Support Students Outside of School Hours

Protect

  • Preserve the $5 million increase to the OST Office allocated for My Afterschool DC (at least $3 million of which will go toward OST grants to provide programming to about 1,250 more youth).
     
  • Preserve the $6.8 million investment in the Special Education Enhancement Fund (SEEF) earmarked for out-of-school-time slots for children with disabilities and a referral system.
     
  • Preserve $2.95 million investment in the Department of Parks and Recreation for summer recreation activities and accelerated learning opportunities for students recovering from the impacts of the pandemic.

Add or Restore

  • Add an additional $5 million in OST grant funding to make progress toward universal access by creating opportunities for more of the tens of thousands of youth who still face barriers to participation, including cost, location, awareness, and accessibility for students with special needs.

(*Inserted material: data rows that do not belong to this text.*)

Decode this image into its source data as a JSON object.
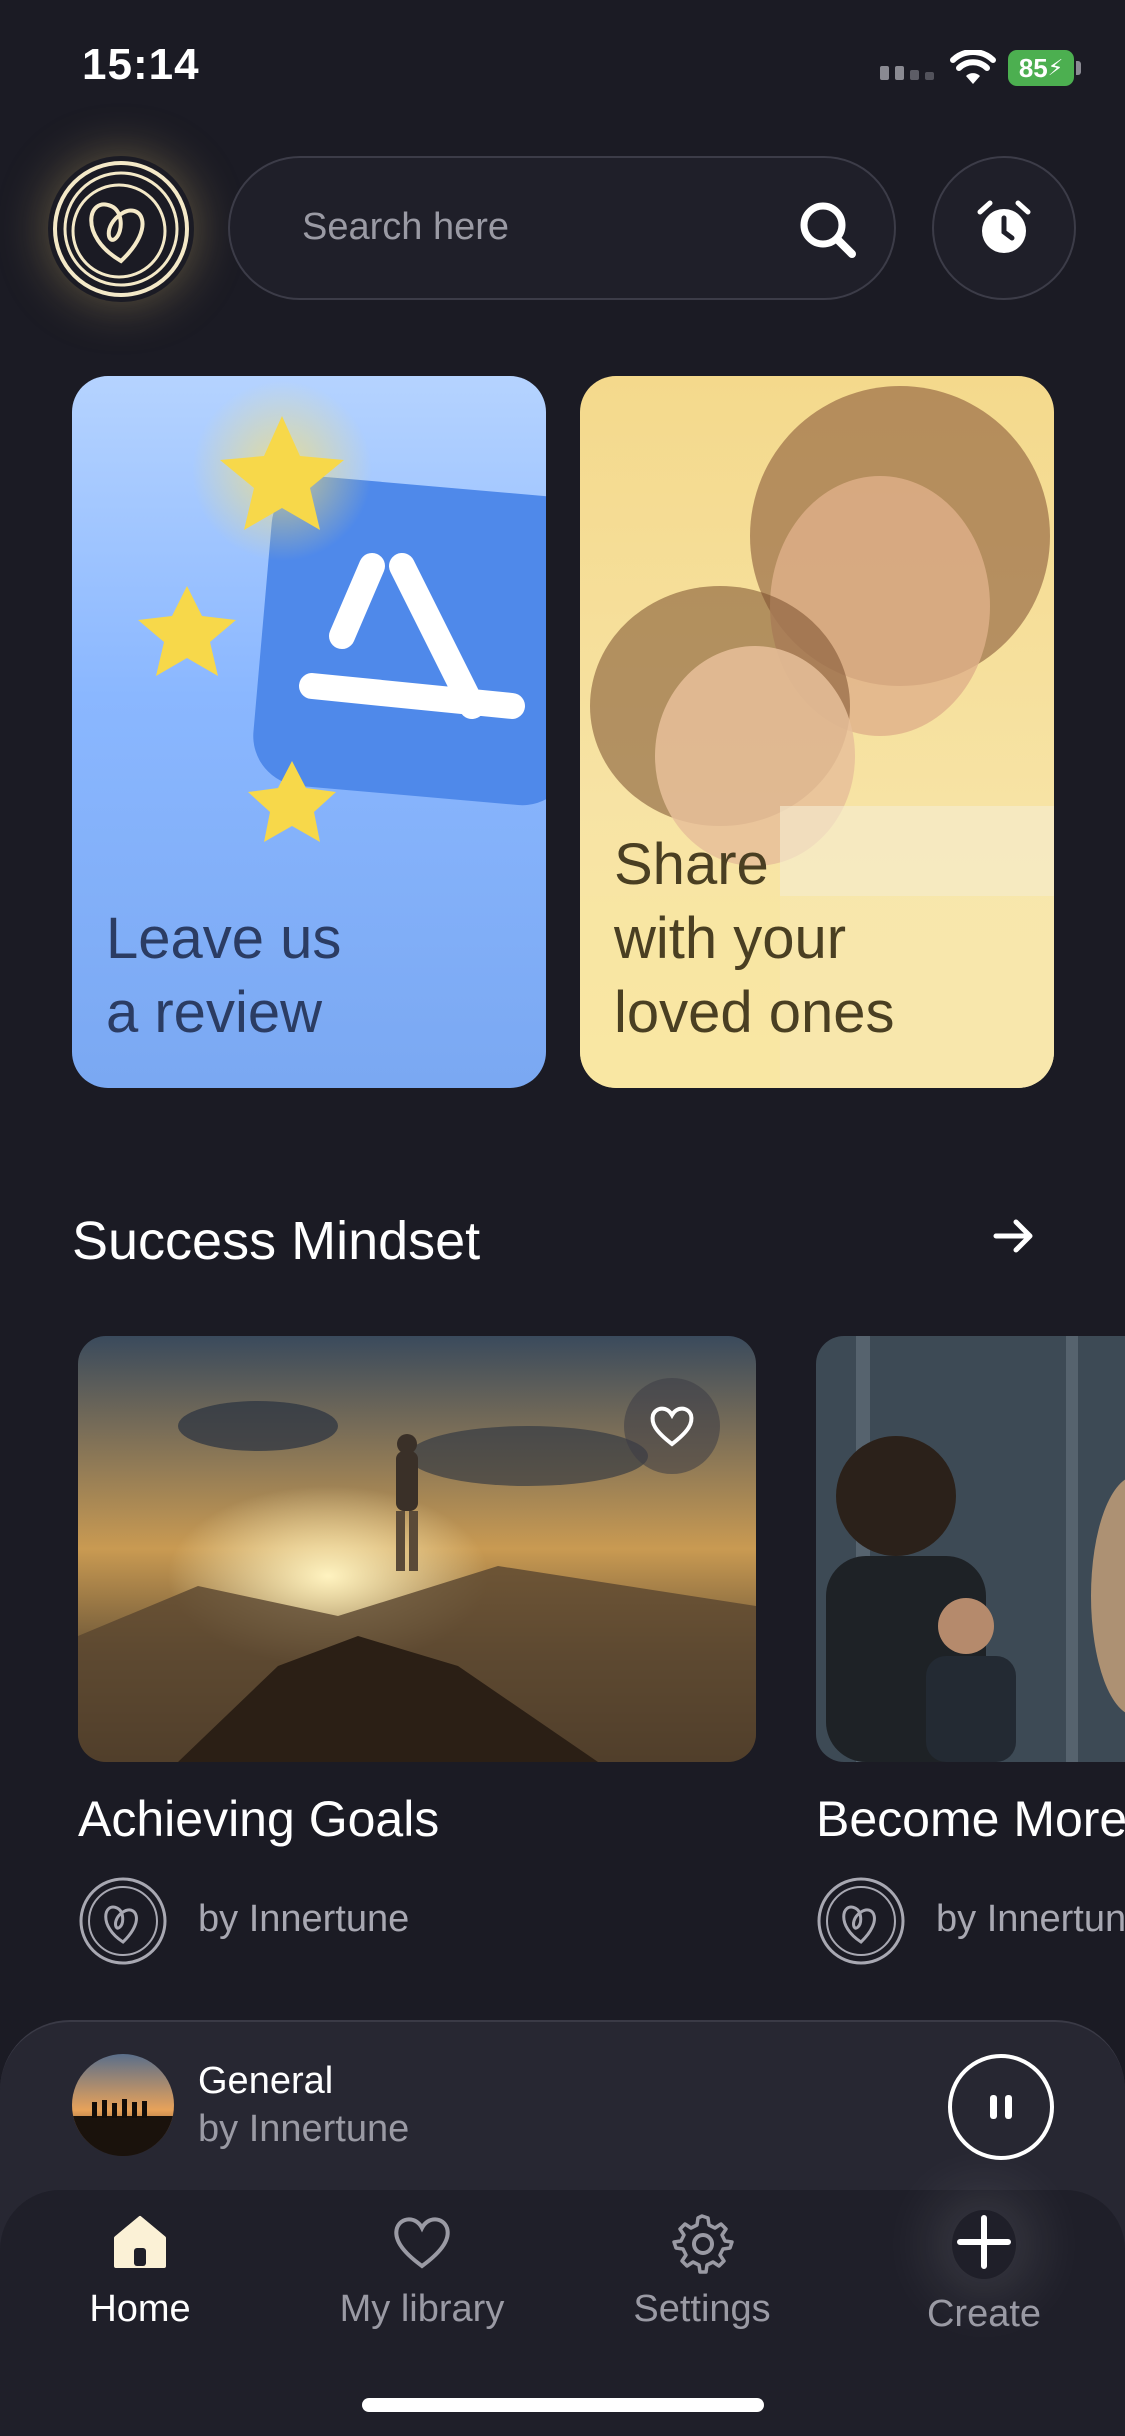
{
  "status_bar": {
    "time": "15:14",
    "battery": "85"
  },
  "header": {
    "search_placeholder": "Search here"
  },
  "promo_cards": [
    {
      "line1": "Leave us",
      "line2": "a review"
    },
    {
      "line1": "Share",
      "line2": "with your",
      "line3": "loved ones"
    }
  ],
  "section": {
    "title": "Success Mindset"
  },
  "tracks": [
    {
      "title": "Achieving Goals",
      "author": "by Innertune"
    },
    {
      "title": "Become More",
      "author": "by Innertune"
    }
  ],
  "player": {
    "title": "General",
    "author": "by Innertune"
  },
  "tabs": [
    {
      "label": "Home"
    },
    {
      "label": "My library"
    },
    {
      "label": "Settings"
    },
    {
      "label": "Create"
    }
  ],
  "colors": {
    "background": "#1b1b24",
    "accent_blue": "#8ab7ff",
    "accent_yellow": "#f7e3a4",
    "battery": "#4caf50"
  }
}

Place Youth Experiencing Housing Insecurity On Productive Pathways to Adulthood

Add or Restore

  • Restore $667,000 for targeted workforce development for LGBTQ+ youth experiencing homelessness at DHS. 
     
  • Restore $2 million in funding to support outreach for those experiencing homelessness and to support the mobile crisis unit at the Department of Behavioral Health. 
     
  • Add $3.5 million for youth homelessness services to account for inflation and to give direct service providers the ability to provide recruitment and retention bonuses. Retention and recruitment bonuses were provided for the adult homelessness sector and it’s now time to make the same adjustment for the youth sector.
     
  • Add $1.7 million to create a traveling mental health unit to provide mental health services to youth in safe and supportive locations where they physically congregate.
     
  • Add $1.1 million for workforce development programming for youth experiencing homelessness that results in long-term employment with a livable wage. Ideally the Department of Employment Services would establish a MOU with the Department of Human Services to provide this service. 

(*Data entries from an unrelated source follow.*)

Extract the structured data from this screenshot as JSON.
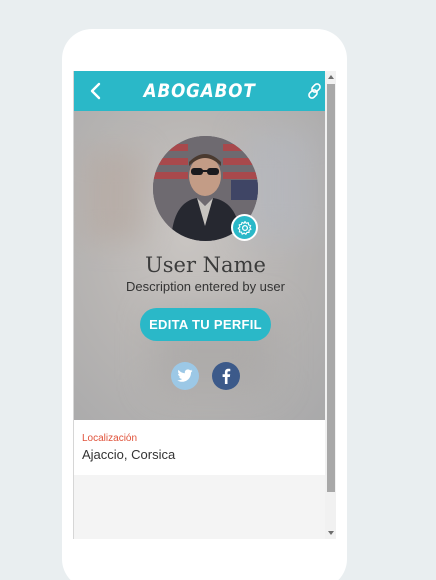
{
  "app": {
    "title": "ABOGABOT",
    "accent_color": "#2ab8c8"
  },
  "header": {
    "back_icon": "chevron-left-icon",
    "link_icon": "link-icon"
  },
  "profile": {
    "name": "User Name",
    "description": "Description entered by user",
    "edit_button_label": "EDITA TU PERFIL",
    "settings_icon": "gear-icon",
    "social": [
      {
        "name": "twitter",
        "icon": "twitter-icon",
        "color": "#9cc8e6"
      },
      {
        "name": "facebook",
        "icon": "facebook-icon",
        "color": "#3c5a8a"
      }
    ]
  },
  "info": {
    "location_label": "Localización",
    "location_value": "Ajaccio, Corsica",
    "label_color": "#e0523a"
  }
}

Strengthen Access to Health Services

Protect

  • Continue the extension of postpartum Medicaid coverage so that babies and their parents have access to the care they need in their first year.

Add or Restore

  • Add $53 million annually in local funds to fully fund the Give SNAP a Raise Amendment Act of 2022, which would alleviate the immediate burden of food insecurity, help residents recover from the continuing effects of the pandemic, and invest in long-term infrastructure to end intergenerational food insecurity.
     
  • Add $8 million for passage of the Universal Free School Meals Amendment Act of 2023 to ensure that students are receiving the food they need to grow and thrive. 

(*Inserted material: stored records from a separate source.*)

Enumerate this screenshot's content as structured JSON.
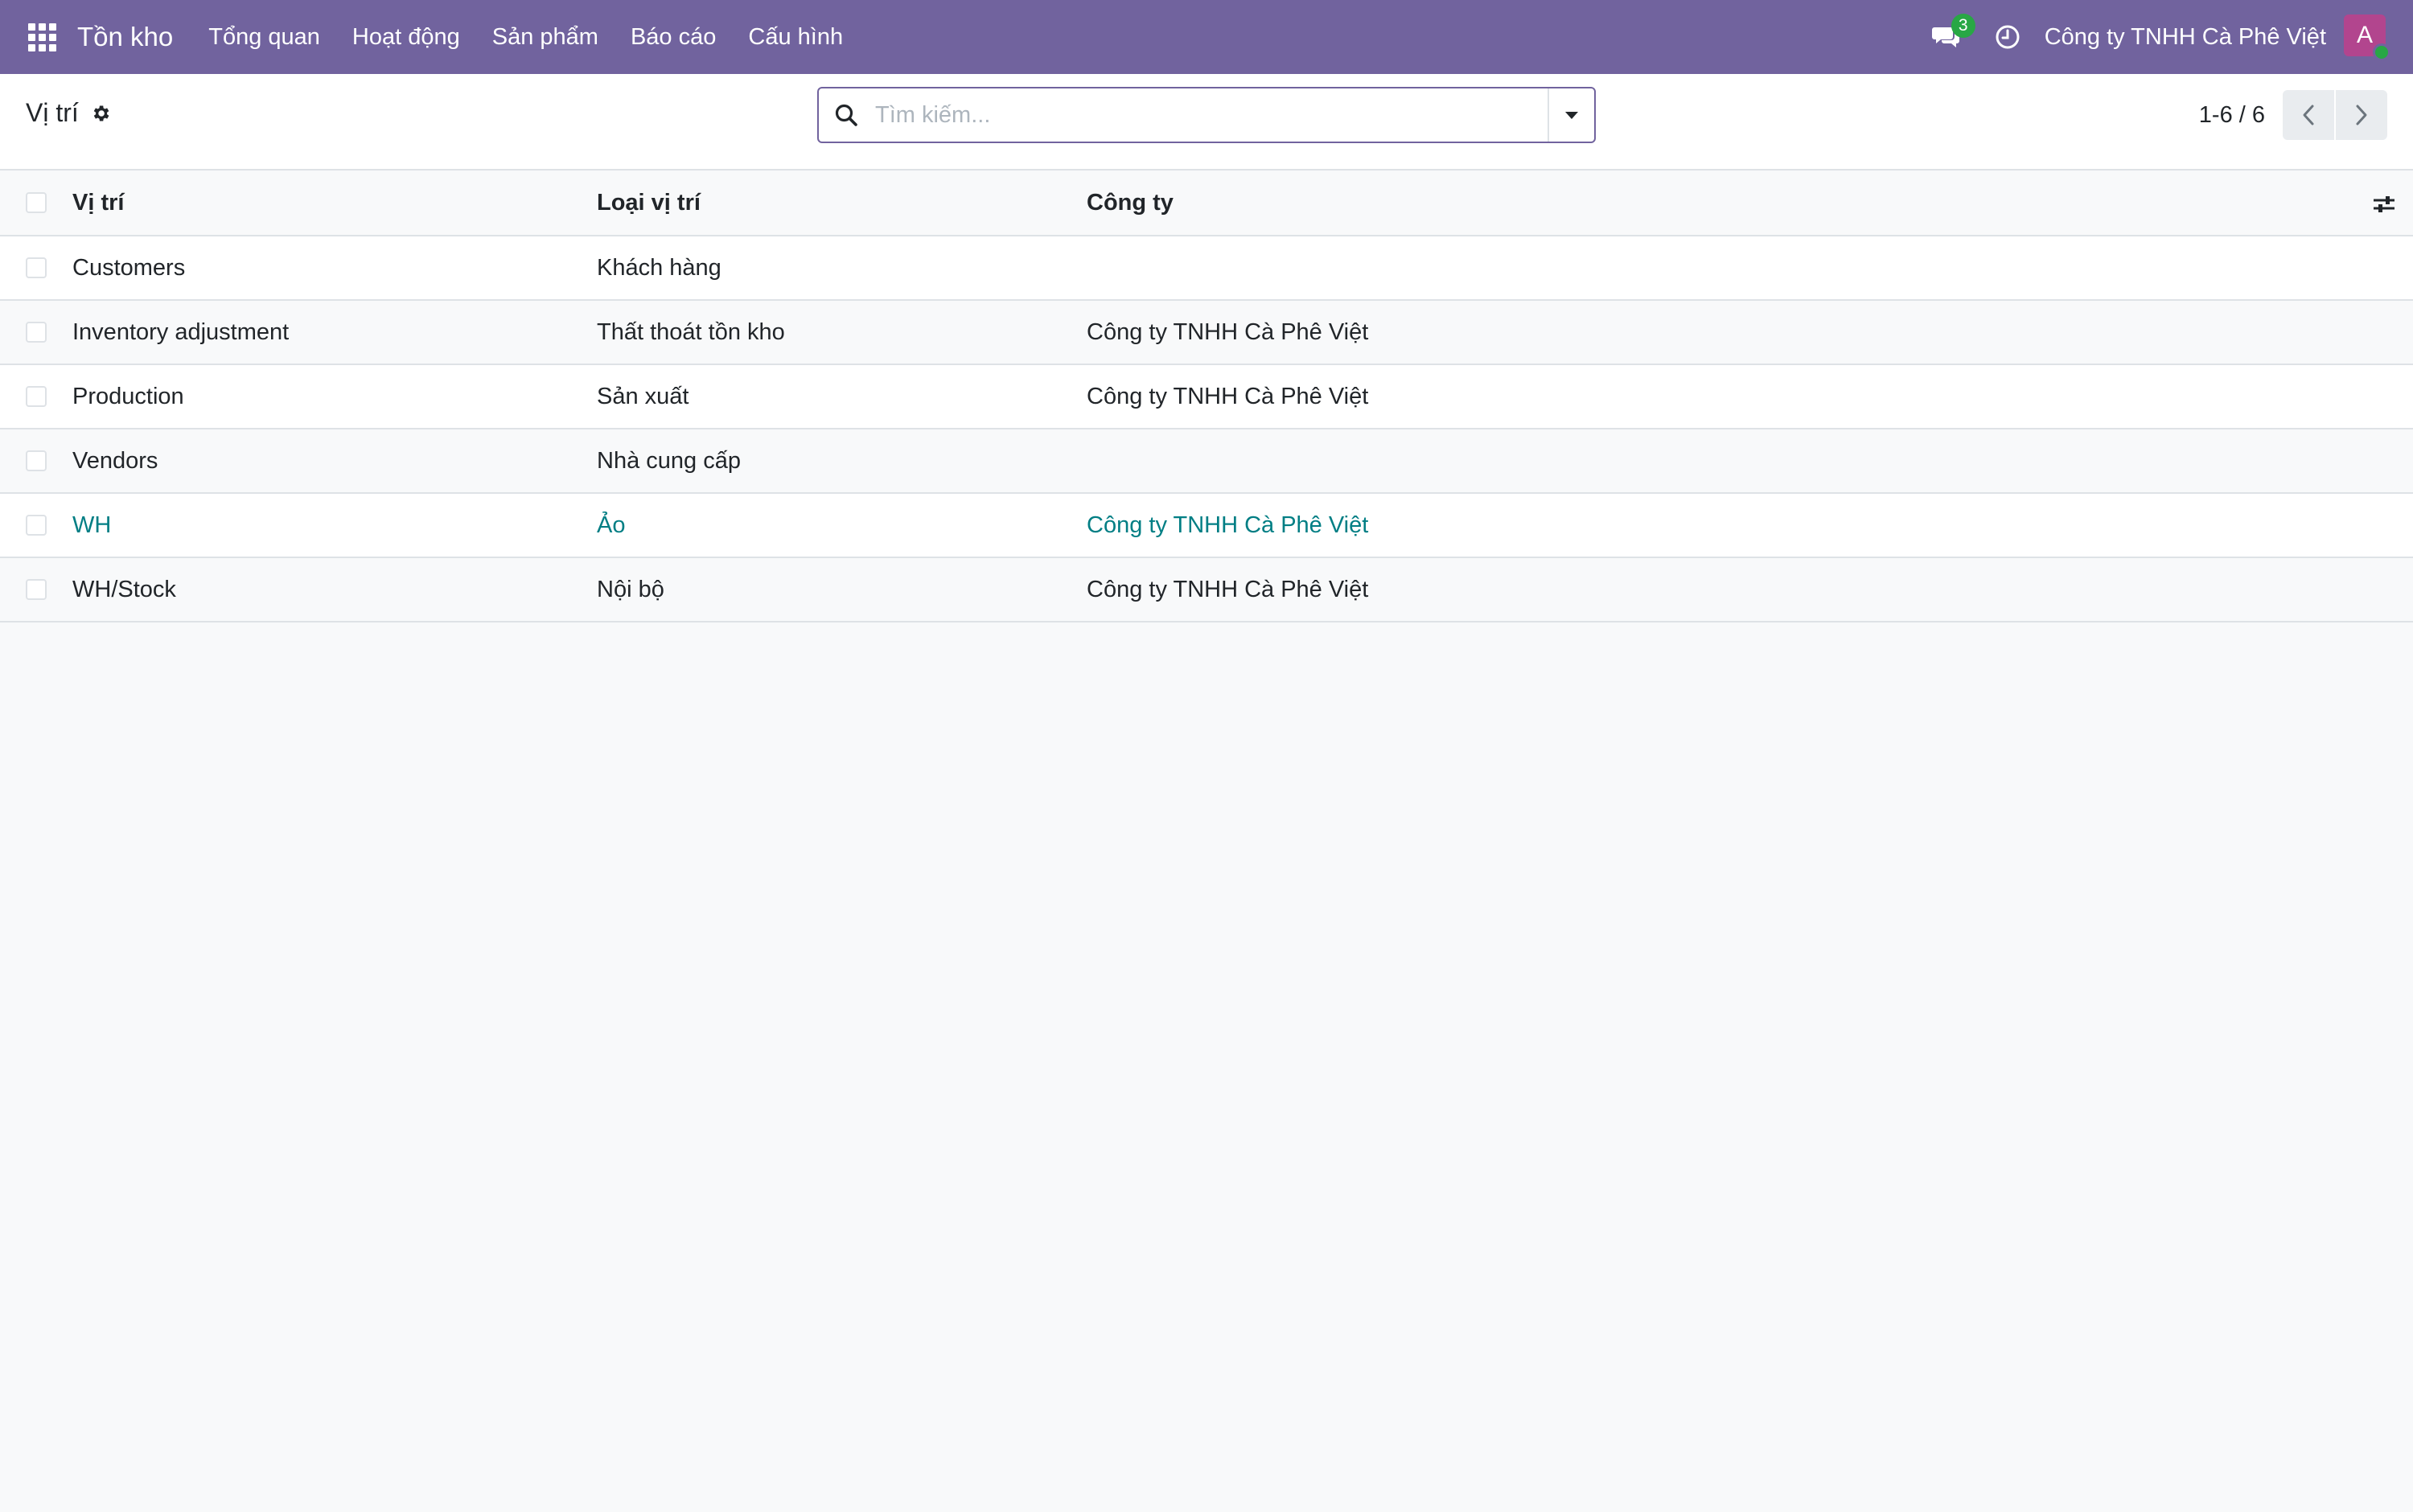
{
  "navbar": {
    "app_name": "Tồn kho",
    "menu": [
      "Tổng quan",
      "Hoạt động",
      "Sản phẩm",
      "Báo cáo",
      "Cấu hình"
    ],
    "messages_count": "3",
    "company": "Công ty TNHH Cà Phê Việt",
    "avatar_initial": "A",
    "color": "#71639e"
  },
  "control_panel": {
    "title": "Vị trí",
    "search_placeholder": "Tìm kiếm...",
    "pager": "1-6 / 6"
  },
  "table": {
    "columns": [
      "Vị trí",
      "Loại vị trí",
      "Công ty"
    ],
    "rows": [
      {
        "name": "Customers",
        "type": "Khách hàng",
        "company": ""
      },
      {
        "name": "Inventory adjustment",
        "type": "Thất thoát tồn kho",
        "company": "Công ty TNHH Cà Phê Việt"
      },
      {
        "name": "Production",
        "type": "Sản xuất",
        "company": "Công ty TNHH Cà Phê Việt"
      },
      {
        "name": "Vendors",
        "type": "Nhà cung cấp",
        "company": ""
      },
      {
        "name": "WH",
        "type": "Ảo",
        "company": "Công ty TNHH Cà Phê Việt"
      },
      {
        "name": "WH/Stock",
        "type": "Nội bộ",
        "company": "Công ty TNHH Cà Phê Việt"
      }
    ],
    "link_color": "#017e84"
  },
  "icons": {
    "apps": "apps-grid-icon",
    "chat": "chat-icon",
    "clock": "clock-icon",
    "gear": "gear-icon",
    "search": "search-icon",
    "toggle": "caret-down-icon",
    "prev": "chevron-left-icon",
    "next": "chevron-right-icon",
    "optional_columns": "sliders-icon"
  }
}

Ensure Equity for the District’s Nonprofit Partners

  • Fully fund the Nonprofit Fair Compensation Act, including allocating adequate funds for government agencies such as the Child and Family Services Agency, DC Health, Department of Behavioral Health, Department of Employment Services, Department of Housing and Community Development, Department of Human Services, Learn24, and the Office of the State Superintendent of Education to make sure that all indirect costs, as required by District of Columbia law, are equitable and integrated into every contract and grant that DC government agency awards a nonprofit organization. 
     

This, indeed, is a tough budget cycle as revenue projections are conservative, but the District’s budget is a healthy $20 billion strong and we cannot allow our lawmakers to leave behind our children, youth and their families. We've made so much progress in recent years in addressing inequities and closing racial gaps in outcomes, and the cost of stopping now, or reversing that progress, is simply something we cannot afford.